Bond yields fell after the government projected a smaller net revenue loss from recent Goods and Services Tax revisions than initially expected, easing fiscal concerns. Reassurances from officials about meeting the fiscal deficit target further supported the positive sentiment. However, gains were restricted despite a 25 bps rate cut by the U.S. Federal Reserve in its Sep 2025 policy meeting, as hawkish commentary from the Fed Chair overshadowed the rate cut. The rate cut was described as a “risk-management” move, and the Chair emphasized a data-dependent approach, stating that future decisions would be made on a “meeting-by-meeting” basis.

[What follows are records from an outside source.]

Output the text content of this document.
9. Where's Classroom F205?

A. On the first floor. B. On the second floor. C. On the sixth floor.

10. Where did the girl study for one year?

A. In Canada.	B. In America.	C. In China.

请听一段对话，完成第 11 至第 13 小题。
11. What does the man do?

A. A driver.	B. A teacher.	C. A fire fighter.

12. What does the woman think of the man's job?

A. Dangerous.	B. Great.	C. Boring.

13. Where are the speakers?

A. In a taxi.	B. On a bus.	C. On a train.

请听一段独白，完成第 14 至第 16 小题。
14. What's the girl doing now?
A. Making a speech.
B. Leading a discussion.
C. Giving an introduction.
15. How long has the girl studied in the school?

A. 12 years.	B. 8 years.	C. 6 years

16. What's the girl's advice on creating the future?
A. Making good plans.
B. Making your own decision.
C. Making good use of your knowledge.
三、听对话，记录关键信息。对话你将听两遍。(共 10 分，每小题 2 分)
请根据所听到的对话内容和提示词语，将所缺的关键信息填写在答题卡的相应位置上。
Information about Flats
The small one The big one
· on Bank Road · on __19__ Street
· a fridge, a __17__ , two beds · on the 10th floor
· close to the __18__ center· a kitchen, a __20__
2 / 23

Following are the trends spotted in the Equity Mutual Fund category as on Sep 2025:

  • All categories across Equity Mutual Funds gave positive category average returns over 3-year, 5-year and 10-year period. However, on 1-year period, all the categories continued to post negative average return.
  • Small Cap Fund gave maximum category average return over 5-year and 10-year period. Over 5-year period, small cap funds gave category average returns of 27.59%.
  • Large Cap Fund gave negative category average returns of around 4.92% over 1-year period.

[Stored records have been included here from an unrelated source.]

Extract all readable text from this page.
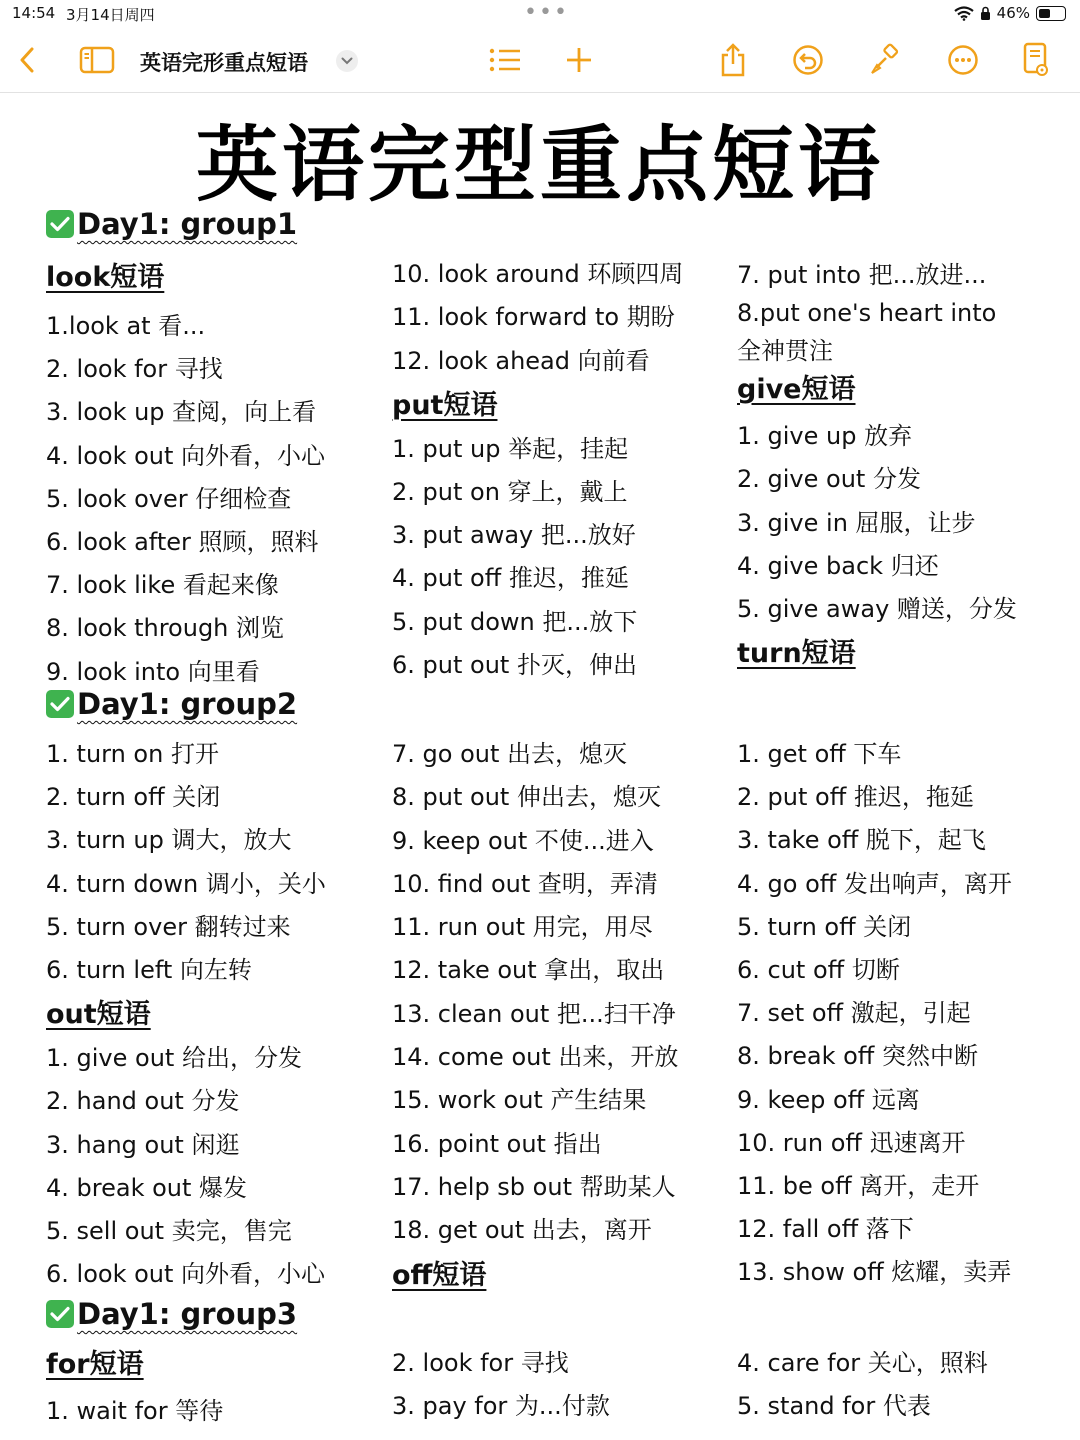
14:54 3月14日周四	•••	46%
英语完形重点短语
英语完型重点短语
Day1: group1
Day1: group2
Day1: group3
look短语
1.look at 看...
2. look for 寻找
3. look up 查阅，向上看
4. look out 向外看，小心
5. look over 仔细检查
6. look after 照顾，照料
7. look like 看起来像
8. look through 浏览
9. look into 向里看
10. look around 环顾四周
11. look forward to 期盼
12. look ahead 向前看
put短语
1. put up 举起，挂起
2. put on 穿上，戴上
3. put away 把...放好
4. put off 推迟，推延
5. put down 把...放下
6. put out 扑灭，伸出
7. put into 把...放进...
8.put one's heart into
全神贯注
give短语
1. give up 放弃
2. give out 分发
3. give in 屈服，让步
4. give back 归还
5. give away 赠送，分发
turn短语
1. turn on 打开
2. turn off 关闭
3. turn up 调大，放大
4. turn down 调小，关小
5. turn over 翻转过来
6. turn left 向左转
out短语
1. give out 给出，分发
2. hand out 分发
3. hang out 闲逛
4. break out 爆发
5. sell out 卖完，售完
6. look out 向外看，小心
7. go out 出去，熄灭
8. put out 伸出去，熄灭
9. keep out 不使...进入
10. find out 查明，弄清
11. run out 用完，用尽
12. take out 拿出，取出
13. clean out 把...扫干净
14. come out 出来，开放
15. work out 产生结果
16. point out 指出
17. help sb out 帮助某人
18. get out 出去，离开
off短语
1. get off 下车
2. put off 推迟，拖延
3. take off 脱下，起飞
4. go off 发出响声，离开
5. turn off 关闭
6. cut off 切断
7. set off 激起，引起
8. break off 突然中断
9. keep off 远离
10. run off 迅速离开
11. be off 离开，走开
12. fall off 落下
13. show off 炫耀，卖弄
for短语
1. wait for 等待
2. look for 寻找
3. pay for 为...付款
4. care for 关心，照料
5. stand for 代表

Following are the trends spotted in the Debt Mutual Fund category in this month:

  • Credit risk funds gave maximum average returns over 6-month, 1-year, 3-year and 5-year period. Over 6-month period, credit risk funds gave average returns (annualised) of 10.02%.
  • Low Duration Fund gave maximum average return over 1-month period (18.57%). Gilt Fund with 10-year constant duration gave maximum average return over 10-year period (7.76%).
  • All categories across debt mutual funds gave positive returns across s1-year, 3-year, 5-year and 10-year period.